The Court ruled that “there is no doubt that the failure [by Italy] to register the marriage of two French women, lawfully entered into in France … would represent a violation of the exercise of the rights associated to their status as spouses.”
As grounds, the Court cited the right to move and reside in another member state (Article 21.1 TFEU) and the right to non-discrimination on the basis of nationality and sexual orientation (Article 18 TFEU).
The Court added that the absence of civil unions for Italian citizens is not a reason to refuse to recognise this for citizens with another nationality.
Currently, Italy has no form of recognition for same-sex couples, be it cohabitation rights, registered partnerships or marriage.
The Court made clear, however, that the recognition would not hold for an Italian couple that entered into a marriage or registered partnership abroad.
Sophie in ‘t Veld MEP, Vice-President of the Intergroup on LGBTI Rights, reacted: “This judgment is a confirmation of what should be a clear and established fact: if you’re married in one EU country, this marriage and the rights that come with it, should be recognised all across the EU.”
“Now that the courts have spoken, it is for politicians to take the next steps and make Italy the next EU country to introduce marriage for all.”
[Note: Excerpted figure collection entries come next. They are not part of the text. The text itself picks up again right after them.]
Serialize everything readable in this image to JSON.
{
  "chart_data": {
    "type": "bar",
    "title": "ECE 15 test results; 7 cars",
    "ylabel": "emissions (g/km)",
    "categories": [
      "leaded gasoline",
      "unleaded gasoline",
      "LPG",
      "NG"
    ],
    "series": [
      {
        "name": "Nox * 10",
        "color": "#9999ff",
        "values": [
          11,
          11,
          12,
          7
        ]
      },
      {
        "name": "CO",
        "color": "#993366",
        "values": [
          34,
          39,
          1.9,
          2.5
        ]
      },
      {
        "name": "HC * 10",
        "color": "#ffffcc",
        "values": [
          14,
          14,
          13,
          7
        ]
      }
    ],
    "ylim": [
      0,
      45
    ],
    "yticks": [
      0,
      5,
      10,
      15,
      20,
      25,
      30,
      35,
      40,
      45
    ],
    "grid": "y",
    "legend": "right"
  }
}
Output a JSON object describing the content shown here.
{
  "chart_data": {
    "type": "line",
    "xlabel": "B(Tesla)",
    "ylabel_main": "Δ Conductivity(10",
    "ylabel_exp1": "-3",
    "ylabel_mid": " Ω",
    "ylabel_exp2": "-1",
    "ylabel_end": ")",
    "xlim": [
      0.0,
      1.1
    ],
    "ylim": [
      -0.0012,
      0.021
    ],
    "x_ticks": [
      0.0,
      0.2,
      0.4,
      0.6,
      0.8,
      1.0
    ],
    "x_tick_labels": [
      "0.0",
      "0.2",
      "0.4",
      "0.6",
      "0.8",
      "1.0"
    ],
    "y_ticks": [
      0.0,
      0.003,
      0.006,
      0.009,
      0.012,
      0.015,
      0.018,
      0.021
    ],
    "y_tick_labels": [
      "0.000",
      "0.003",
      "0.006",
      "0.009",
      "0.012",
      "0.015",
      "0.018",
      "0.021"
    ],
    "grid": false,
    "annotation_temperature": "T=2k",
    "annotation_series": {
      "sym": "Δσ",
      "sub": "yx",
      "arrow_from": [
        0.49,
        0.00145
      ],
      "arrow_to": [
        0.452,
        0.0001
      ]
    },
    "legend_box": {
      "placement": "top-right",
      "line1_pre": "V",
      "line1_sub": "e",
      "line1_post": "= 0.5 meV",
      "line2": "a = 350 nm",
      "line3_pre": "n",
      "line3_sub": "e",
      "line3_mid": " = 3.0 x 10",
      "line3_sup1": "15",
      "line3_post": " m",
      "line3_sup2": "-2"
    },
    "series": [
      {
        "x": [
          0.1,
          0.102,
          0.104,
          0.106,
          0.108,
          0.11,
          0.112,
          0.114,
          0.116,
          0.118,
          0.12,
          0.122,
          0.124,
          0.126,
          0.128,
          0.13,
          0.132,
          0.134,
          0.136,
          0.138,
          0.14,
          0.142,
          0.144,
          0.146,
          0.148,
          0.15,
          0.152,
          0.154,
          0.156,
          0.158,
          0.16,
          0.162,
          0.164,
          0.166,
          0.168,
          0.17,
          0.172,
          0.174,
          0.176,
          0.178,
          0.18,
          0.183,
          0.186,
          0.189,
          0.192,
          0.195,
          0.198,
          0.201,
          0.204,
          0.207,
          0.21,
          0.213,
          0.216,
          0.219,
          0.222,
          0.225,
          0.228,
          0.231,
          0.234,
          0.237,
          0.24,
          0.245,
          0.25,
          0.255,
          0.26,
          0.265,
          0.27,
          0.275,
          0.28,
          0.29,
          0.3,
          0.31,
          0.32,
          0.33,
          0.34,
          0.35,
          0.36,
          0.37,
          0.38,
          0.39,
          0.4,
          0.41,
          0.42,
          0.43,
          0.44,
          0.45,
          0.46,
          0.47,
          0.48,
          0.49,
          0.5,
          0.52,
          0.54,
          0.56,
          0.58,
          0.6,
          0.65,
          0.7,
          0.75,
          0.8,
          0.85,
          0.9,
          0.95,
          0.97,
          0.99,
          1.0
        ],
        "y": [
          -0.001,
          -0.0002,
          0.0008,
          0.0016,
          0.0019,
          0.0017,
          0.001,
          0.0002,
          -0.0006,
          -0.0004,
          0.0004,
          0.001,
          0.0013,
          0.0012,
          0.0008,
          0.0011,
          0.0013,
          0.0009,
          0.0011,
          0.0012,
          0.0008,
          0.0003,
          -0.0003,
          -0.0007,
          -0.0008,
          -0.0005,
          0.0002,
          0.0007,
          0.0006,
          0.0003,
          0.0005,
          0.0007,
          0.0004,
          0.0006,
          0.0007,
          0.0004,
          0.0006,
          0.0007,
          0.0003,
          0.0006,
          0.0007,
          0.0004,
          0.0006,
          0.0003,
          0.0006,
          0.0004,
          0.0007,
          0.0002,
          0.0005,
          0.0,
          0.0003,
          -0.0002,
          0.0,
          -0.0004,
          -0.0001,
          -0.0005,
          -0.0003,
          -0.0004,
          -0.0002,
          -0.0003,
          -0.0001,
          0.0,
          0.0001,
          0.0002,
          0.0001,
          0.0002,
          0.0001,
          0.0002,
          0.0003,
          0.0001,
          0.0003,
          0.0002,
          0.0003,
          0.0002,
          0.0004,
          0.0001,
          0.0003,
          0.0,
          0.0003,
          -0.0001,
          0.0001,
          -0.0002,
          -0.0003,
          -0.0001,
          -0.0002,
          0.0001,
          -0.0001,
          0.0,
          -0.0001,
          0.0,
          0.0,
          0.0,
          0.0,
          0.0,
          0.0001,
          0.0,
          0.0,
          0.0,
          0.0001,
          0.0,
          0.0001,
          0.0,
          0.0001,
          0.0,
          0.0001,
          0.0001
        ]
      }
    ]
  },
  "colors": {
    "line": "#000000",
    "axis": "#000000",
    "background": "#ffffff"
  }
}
“Furthermore, we call on the Commission to clearly anchor the mutual recognition of civil status documents in EU law, to ensure that all partnered and married same-sex couples will have their rights recognised.”
Isabella Adinolfi MEP and Daniele Viotti MEP, Vice-President and Co-President of the Intergroup on LGBTI Rights and Italian nationals: “While not ignoring the great advancement that this ruling means for the freedom of movement of same-sex couples from abroad, it also puts a spotlight on the total absence of recognition of Italian same-sex couples: they are denied the same rights that foreign married or partnered same-sex couples can enjoy in Italy.”
“This is a key moment for the Italian government to tackle this by finally introducing registered partnerships or equal marriage.”